I need to clarify an earlier mistake: I do not, in fact, have Italian residency. In fact, at this moment, I am probably in Italy illegally. Given that it is 5 degrees Celcius and bucketing down rain yet again, I think deportation sounds okay at this moment.
Bill has his residency, but the kids and I are in trouble.
This morning, we had to go to the Italian Questura, or official immigration office. I was warned that it would be grim and uncomfortable, so to bring my passport, toys for Andrew, and any Valium I could scrounge up. Just kidding. But not really.
The Questura building, yes there is only one, is next to a slum built of garbage. There are no underground stations or train lines nearby. The nearest bus stop is half a mile away. So if I was one of the unlucky people from North Africa, Asia or Eastern Europe, I would have had to walk in the rain.
As it was, we took a very lovely taxi through neighborhoods that one would lock their doors against in America. Hmm.
One of Bill's co-workers was waiting for us when we arrived: Elena had gotten in line early to get us a number, in this case, 160.
We went into the building and I was shocked: Most public buildings are either overheated and stuffy or underheated and cool; this building wasn't heated at all. It also hadn't been swept, mopped or cleaned in an age. And the only bathroom in the building was locked.
Yes, in Italy you can be expected to wait for hours with no heat and no bathroom in a public building. There were five porta potties in the parking lot, but with three hundred immigrants from Africa and Asia milling about, would you image the toilets to be clean inside or routinely cleaned by anyone? I didn't either.
In the center of the Questura ceiling there is a lighted billboard that illuminates each number when it is called, and a corresponding window number. There were 20 windows available, but only a few were being used. In fact, two windows had a broken desk abandoned in front of them.
Elena explained to us that the Questura is only open from 8:30 until 11:30. At 11:30the doors are locked and the people who have been un-helped are given new numbers to wait in line the next day.
I looked over the crowd of 200 people in the building and knew this wasn't going to be good.
To make a long story shorter, nothing good did happen.
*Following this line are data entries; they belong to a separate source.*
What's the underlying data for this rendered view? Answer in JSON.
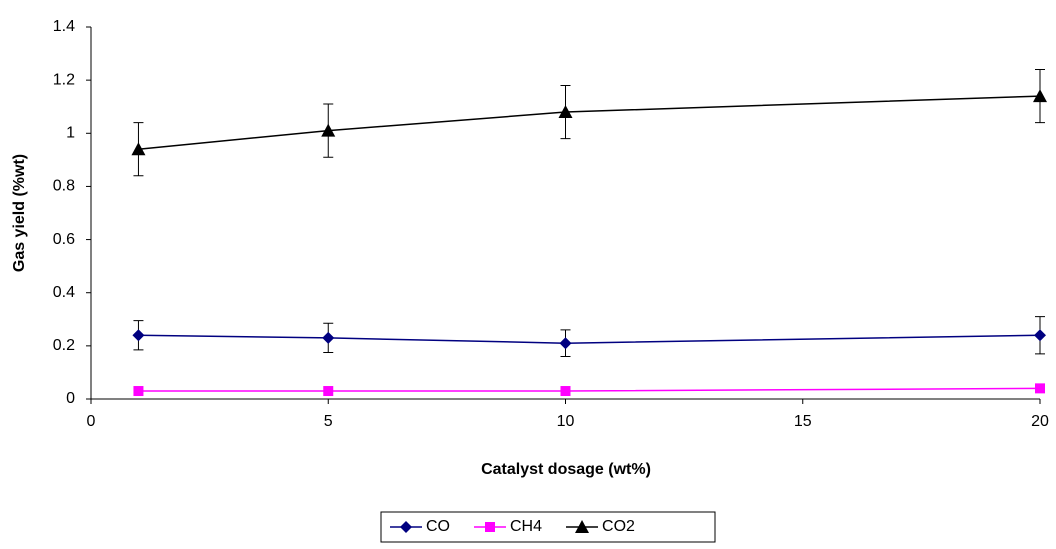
{
  "chart_data": {
    "type": "line",
    "x_label": "Catalyst dosage (wt%)",
    "y_label": "Gas yield (%wt)",
    "x": [
      1,
      5,
      10,
      20
    ],
    "xlim": [
      0,
      20
    ],
    "xticks": [
      0,
      5,
      10,
      15,
      20
    ],
    "ylim": [
      0,
      1.4
    ],
    "yticks": [
      0,
      0.2,
      0.4,
      0.6,
      0.8,
      1,
      1.2,
      1.4
    ],
    "grid": false,
    "legend": "bottom",
    "series": [
      {
        "name": "CO",
        "color": "#000080",
        "marker": "diamond",
        "values": [
          0.24,
          0.23,
          0.21,
          0.24
        ],
        "errors": [
          0.055,
          0.055,
          0.05,
          0.07
        ]
      },
      {
        "name": "CH4",
        "color": "#ff00ff",
        "marker": "square",
        "values": [
          0.03,
          0.03,
          0.03,
          0.04
        ]
      },
      {
        "name": "CO2",
        "color": "#000000",
        "marker": "triangle",
        "values": [
          0.94,
          1.01,
          1.08,
          1.14
        ],
        "errors": [
          0.1,
          0.1,
          0.1,
          0.1
        ]
      }
    ]
  }
}
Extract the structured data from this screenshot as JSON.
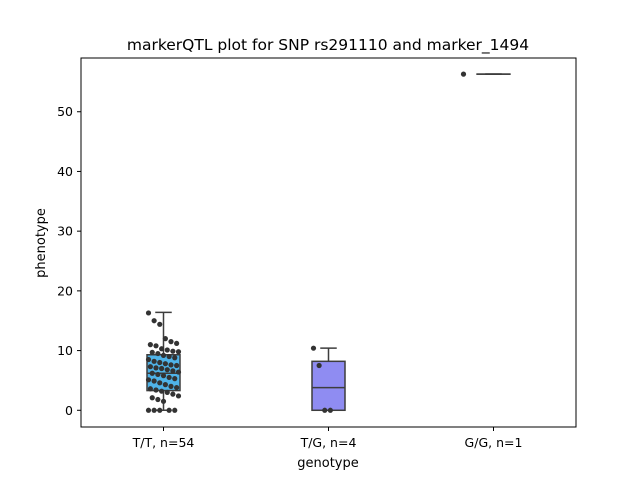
{
  "chart_data": {
    "type": "box",
    "title": "markerQTL plot for SNP rs291110 and marker_1494",
    "xlabel": "genotype",
    "ylabel": "phenotype",
    "ylim": [
      -2.8,
      59.0
    ],
    "yticks": [
      0,
      10,
      20,
      30,
      40,
      50
    ],
    "grid": false,
    "categories": [
      "T/T, n=54",
      "T/G, n=4",
      "G/G, n=1"
    ],
    "boxes": [
      {
        "category": "T/T, n=54",
        "q1": 3.3,
        "median": 6.2,
        "q3": 9.3,
        "whisker_low": 0.0,
        "whisker_high": 16.4,
        "color": "#4fb3e8"
      },
      {
        "category": "T/G, n=4",
        "q1": 0.0,
        "median": 3.8,
        "q3": 8.2,
        "whisker_low": 0.0,
        "whisker_high": 10.4,
        "color": "#8f8cf2"
      },
      {
        "category": "G/G, n=1",
        "q1": 56.3,
        "median": 56.3,
        "q3": 56.3,
        "whisker_low": 56.3,
        "whisker_high": 56.3,
        "color": "#b58cf0"
      }
    ],
    "points": [
      {
        "category": "T/T, n=54",
        "values": [
          16.3,
          15.0,
          14.4,
          12.0,
          11.5,
          11.2,
          11.0,
          10.8,
          10.3,
          10.1,
          9.9,
          9.8,
          9.7,
          9.5,
          9.2,
          9.0,
          8.8,
          8.5,
          8.2,
          8.0,
          7.8,
          7.6,
          7.5,
          7.3,
          7.1,
          7.0,
          6.8,
          6.6,
          6.4,
          6.2,
          6.0,
          5.8,
          5.5,
          5.3,
          5.1,
          4.9,
          4.6,
          4.3,
          4.0,
          3.8,
          3.6,
          3.4,
          3.2,
          3.0,
          2.7,
          2.4,
          2.1,
          1.8,
          1.5,
          0.0,
          0.0,
          0.0,
          0.0,
          0.0
        ]
      },
      {
        "category": "T/G, n=4",
        "values": [
          10.4,
          7.5,
          0.0,
          0.0
        ]
      },
      {
        "category": "G/G, n=1",
        "values": [
          56.3
        ]
      }
    ]
  }
}
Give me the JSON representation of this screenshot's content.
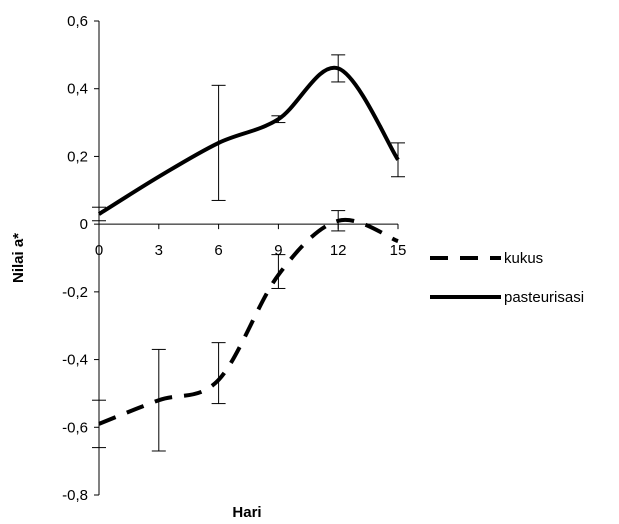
{
  "chart_data": {
    "type": "line",
    "title": "",
    "xlabel": "Hari",
    "ylabel": "Nilai a*",
    "x": [
      0,
      3,
      6,
      9,
      12,
      15
    ],
    "x_tick_labels": [
      "0",
      "3",
      "6",
      "9",
      "12",
      "15"
    ],
    "xlim": [
      0,
      15
    ],
    "ylim": [
      -0.8,
      0.6
    ],
    "y_ticks": [
      -0.8,
      -0.6,
      -0.4,
      -0.2,
      0,
      0.2,
      0.4,
      0.6
    ],
    "y_tick_labels": [
      "-0,8",
      "-0,6",
      "-0,4",
      "-0,2",
      "0",
      "0,2",
      "0,4",
      "0,6"
    ],
    "grid": false,
    "legend_position": "right",
    "series": [
      {
        "name": "kukus",
        "style": "dashed",
        "color": "#000000",
        "values": [
          -0.59,
          -0.52,
          -0.46,
          -0.15,
          0.01,
          -0.05
        ],
        "error_low": [
          -0.66,
          -0.67,
          -0.53,
          -0.19,
          -0.02,
          null
        ],
        "error_high": [
          -0.52,
          -0.37,
          -0.35,
          -0.09,
          0.04,
          null
        ]
      },
      {
        "name": "pasteurisasi",
        "style": "solid",
        "color": "#000000",
        "values": [
          0.03,
          0.14,
          0.24,
          0.31,
          0.46,
          0.19
        ],
        "error_low": [
          0.01,
          null,
          0.07,
          0.3,
          0.42,
          0.14
        ],
        "error_high": [
          0.05,
          null,
          0.41,
          0.32,
          0.5,
          0.24
        ]
      }
    ]
  }
}
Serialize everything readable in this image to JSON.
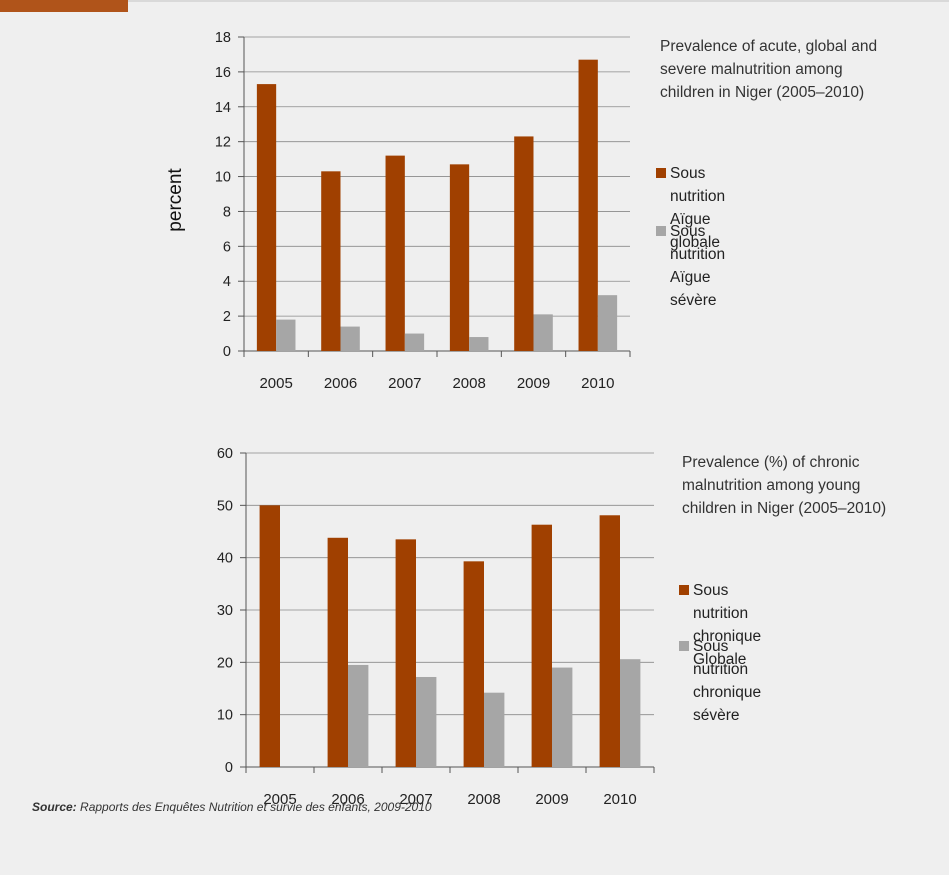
{
  "chart_data": [
    {
      "type": "bar",
      "title": "Prevalence of acute, global and\nsevere malnutrition among\nchildren in Niger (2005–2010)",
      "xlabel": "",
      "ylabel": "percent",
      "categories": [
        "2005",
        "2006",
        "2007",
        "2008",
        "2009",
        "2010"
      ],
      "ylim": [
        0,
        18
      ],
      "yticks": [
        0,
        2,
        4,
        6,
        8,
        10,
        12,
        14,
        16,
        18
      ],
      "series": [
        {
          "name": "Sous nutrition Aïgue\nglobale",
          "color": "#a04000",
          "values": [
            15.3,
            10.3,
            11.2,
            10.7,
            12.3,
            16.7
          ]
        },
        {
          "name": "Sous nutrition Aïgue sévère",
          "color": "#a6a6a6",
          "values": [
            1.8,
            1.4,
            1.0,
            0.8,
            2.1,
            3.2
          ]
        }
      ],
      "legend": "right",
      "grid": true
    },
    {
      "type": "bar",
      "title": "Prevalence (%) of chronic\nmalnutrition among young\nchildren in Niger (2005–2010)",
      "xlabel": "",
      "ylabel": "",
      "categories": [
        "2005",
        "2006",
        "2007",
        "2008",
        "2009",
        "2010"
      ],
      "ylim": [
        0,
        60
      ],
      "yticks": [
        0,
        10,
        20,
        30,
        40,
        50,
        60
      ],
      "series": [
        {
          "name": "Sous nutrition chronique\nGlobale",
          "color": "#a04000",
          "values": [
            50.0,
            43.8,
            43.5,
            39.3,
            46.3,
            48.1
          ]
        },
        {
          "name": "Sous nutrition chronique\nsévère",
          "color": "#a6a6a6",
          "values": [
            null,
            19.5,
            17.2,
            14.2,
            19.0,
            20.6
          ]
        }
      ],
      "legend": "right",
      "grid": true
    }
  ],
  "source": {
    "label": "Source:",
    "text": " Rapports des Enquêtes Nutrition et survie des enfants, 2009-2010"
  }
}
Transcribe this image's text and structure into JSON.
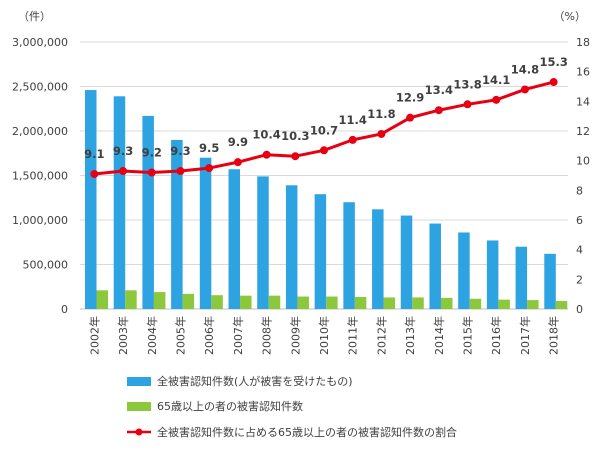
{
  "chart_data": {
    "type": "bar",
    "categories": [
      "2002年",
      "2003年",
      "2004年",
      "2005年",
      "2006年",
      "2007年",
      "2008年",
      "2009年",
      "2010年",
      "2011年",
      "2012年",
      "2013年",
      "2014年",
      "2015年",
      "2016年",
      "2017年",
      "2018年"
    ],
    "left_axis": {
      "unit": "（件）",
      "ylim": [
        0,
        3000000
      ],
      "ticks": [
        "0",
        "500,000",
        "1,000,000",
        "1,500,000",
        "2,000,000",
        "2,500,000",
        "3,000,000"
      ]
    },
    "right_axis": {
      "unit": "（%）",
      "ylim": [
        0,
        18
      ],
      "ticks": [
        "0",
        "2",
        "4",
        "6",
        "8",
        "10",
        "12",
        "14",
        "16",
        "18"
      ]
    },
    "series": [
      {
        "name": "全被害認知件数(人が被害を受けたもの)",
        "kind": "bar",
        "axis": "left",
        "color": "#2ea3e2",
        "values": [
          2460000,
          2390000,
          2170000,
          1900000,
          1700000,
          1570000,
          1490000,
          1390000,
          1290000,
          1200000,
          1120000,
          1050000,
          960000,
          860000,
          770000,
          700000,
          620000
        ]
      },
      {
        "name": "65歳以上の者の被害認知件数",
        "kind": "bar",
        "axis": "left",
        "color": "#8cc83c",
        "values": [
          210000,
          210000,
          190000,
          170000,
          155000,
          150000,
          150000,
          140000,
          140000,
          135000,
          130000,
          130000,
          125000,
          115000,
          105000,
          100000,
          90000
        ]
      },
      {
        "name": "全被害認知件数に占める65歳以上の者の被害認知件数の割合",
        "kind": "line",
        "axis": "right",
        "color": "#e60012",
        "values": [
          9.1,
          9.3,
          9.2,
          9.3,
          9.5,
          9.9,
          10.4,
          10.3,
          10.7,
          11.4,
          11.8,
          12.9,
          13.4,
          13.8,
          14.1,
          14.8,
          15.3
        ],
        "labels": [
          "9.1",
          "9.3",
          "9.2",
          "9.3",
          "9.5",
          "9.9",
          "10.4",
          "10.3",
          "10.7",
          "11.4",
          "11.8",
          "12.9",
          "13.4",
          "13.8",
          "14.1",
          "14.8",
          "15.3"
        ]
      }
    ],
    "grid": true,
    "legend": "bottom"
  }
}
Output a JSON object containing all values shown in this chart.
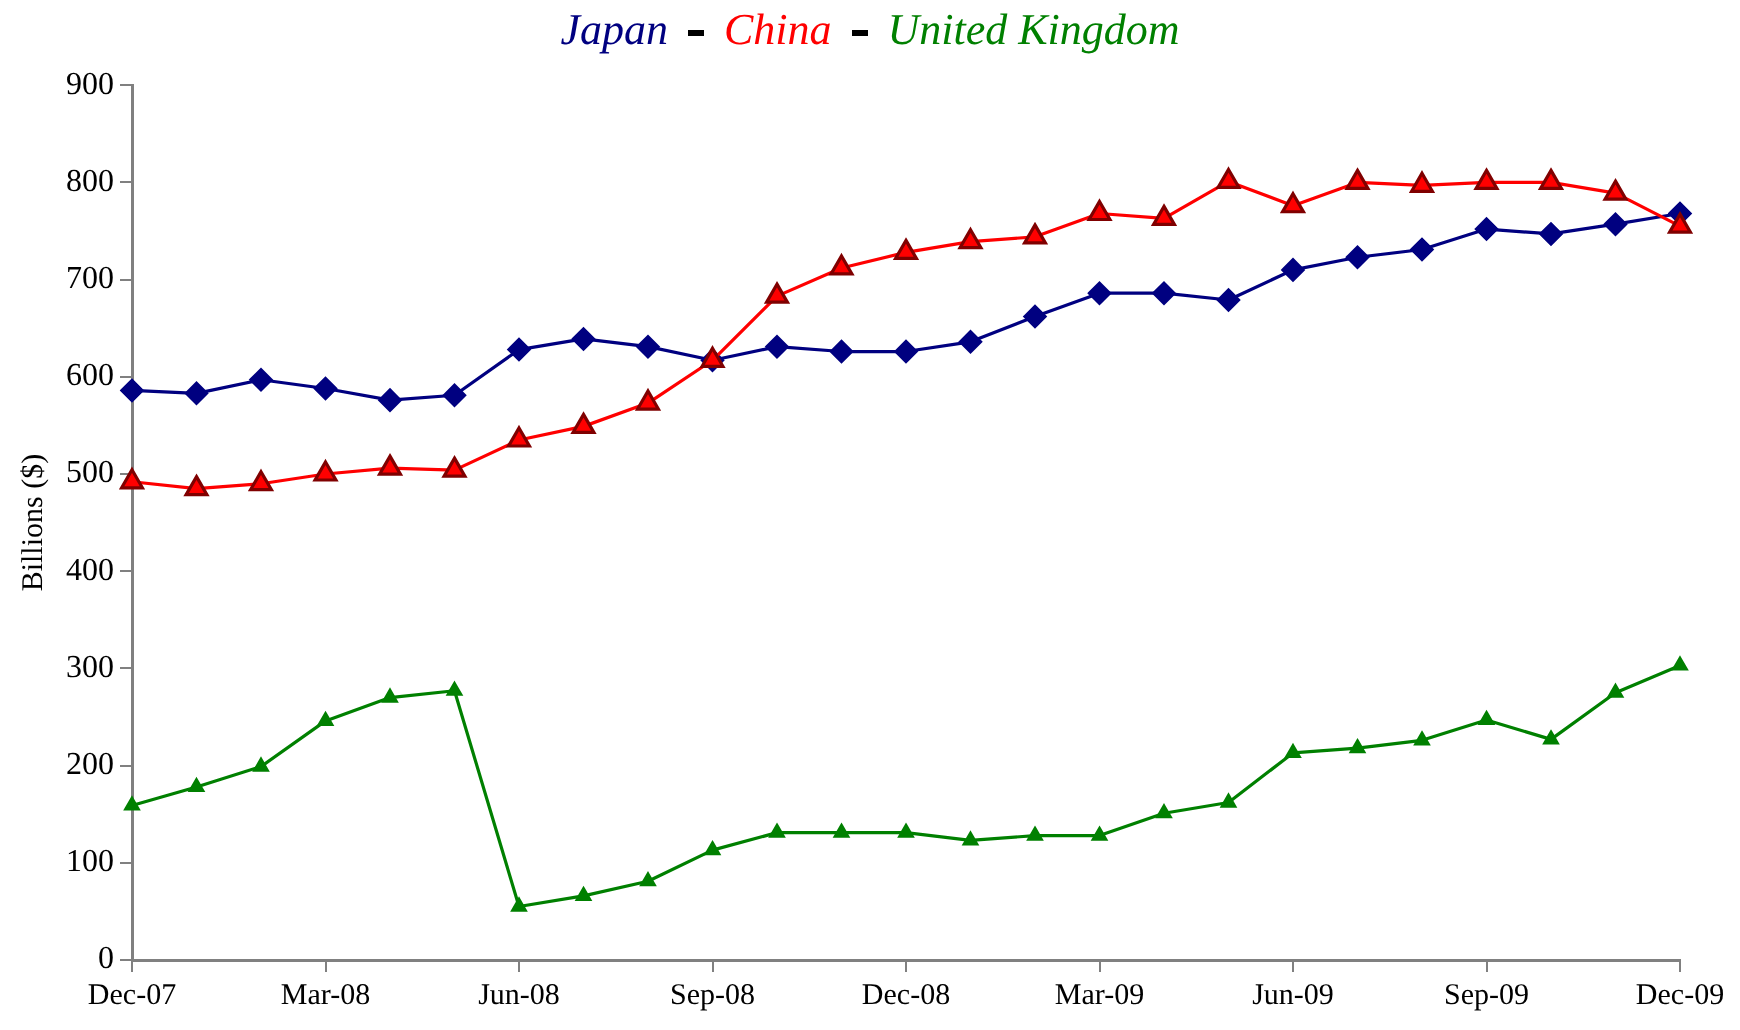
{
  "chart_data": {
    "type": "line",
    "ylabel": "Billions ($)",
    "categories": [
      "Dec-07",
      null,
      null,
      "Mar-08",
      null,
      null,
      "Jun-08",
      null,
      null,
      "Sep-08",
      null,
      null,
      "Dec-08",
      null,
      null,
      "Mar-09",
      null,
      null,
      "Jun-09",
      null,
      null,
      "Sep-09",
      null,
      null,
      "Dec-09"
    ],
    "series": [
      {
        "name": "Japan",
        "color": "#000080",
        "marker": "diamond",
        "values": [
          586,
          583,
          597,
          588,
          576,
          581,
          628,
          639,
          631,
          617,
          631,
          626,
          626,
          636,
          662,
          686,
          686,
          679,
          710,
          723,
          731,
          752,
          747,
          757,
          768
        ]
      },
      {
        "name": "China",
        "color": "#ff0000",
        "marker": "triangle",
        "values": [
          492,
          485,
          490,
          500,
          506,
          504,
          535,
          549,
          573,
          617,
          683,
          712,
          728,
          739,
          744,
          768,
          763,
          801,
          776,
          800,
          797,
          800,
          800,
          789,
          755
        ]
      },
      {
        "name": "United Kingdom",
        "color": "#008000",
        "marker": "triangle",
        "values": [
          159,
          178,
          199,
          246,
          270,
          277,
          55,
          66,
          81,
          113,
          131,
          131,
          131,
          123,
          128,
          128,
          151,
          162,
          213,
          218,
          226,
          247,
          227,
          275,
          303
        ]
      }
    ],
    "ylim": [
      0,
      900
    ],
    "yticks": [
      0,
      100,
      200,
      300,
      400,
      500,
      600,
      700,
      800,
      900
    ],
    "grid": false,
    "legend": "top",
    "line_style": "solid"
  }
}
In spite of having certified copies of everyone's birth certificates and marriage licenses and certified translations of each document from the Italian Embassy in Pittsburgh, the Questura decided that I am not myself, because I once had a Maiden Name. OOOHHH!
Apparently in Italy, women only take their husband's name superficially: there is no official name change and they are known throughout their lives under their original family name. The feminist in me derides this as an obvious attempt by a patriarchical society to deprive women of the right of jointly owned property. The realist in me knows now that no woman in Italy would waste years of her life standing in line to get documents changed.
The police man, yes, just a simple copper, said that the Italian Embassy didn't certify that I, Rachel Married Name, had given birth to two of my children, whose birth certificates have listed, Rachel Maiden Name. I could be attempting to kidnap two of my children. How, when their father was present at the Questura and also named on the birth certificates, I could kidnap someone else's children and try to smuggle them into a foreign country and pose them as mine, I don't know.
I suspect that there are only three people working at the Questura, and this entire show was a perverse exercise in job security: if you repeatedly send people away who HAVE to come back to you or face deportation, they will come back over and again and you will never lose your job, regardless of how stupid you are.
And in fact, I am now off to the US Embassy, not because I desperately needed a stroll down Via Veneto, but because I need the United States government to certify that Rachel Maiden Name is the same person as Rachel Married Name; and I am the mother of two of my children; and just because some state government listed my middle name as an intial instead of in its entirety on my third child's birth certificate, that does not mean there is a third person with the same birthdate and similar name married to the same man in one house.
Are you confused? I am.
As for the deportation bit, when we came house-hunting over Thanksgiving, we were never told that the kids and I, holding US passports, couldn't return to Italy within the next 90 days. Since we returned to Italy on December 24, we are in violation of Italian immigration policy. However, since the immigration people didn't stamp my passport upon entry in December, I am probably safe, as we are outside the 90 day window from the stamped November exit date. According to Italy, I am not even in the country!
But I had better not leave the country for Spring Break until they get my Visa sorted out.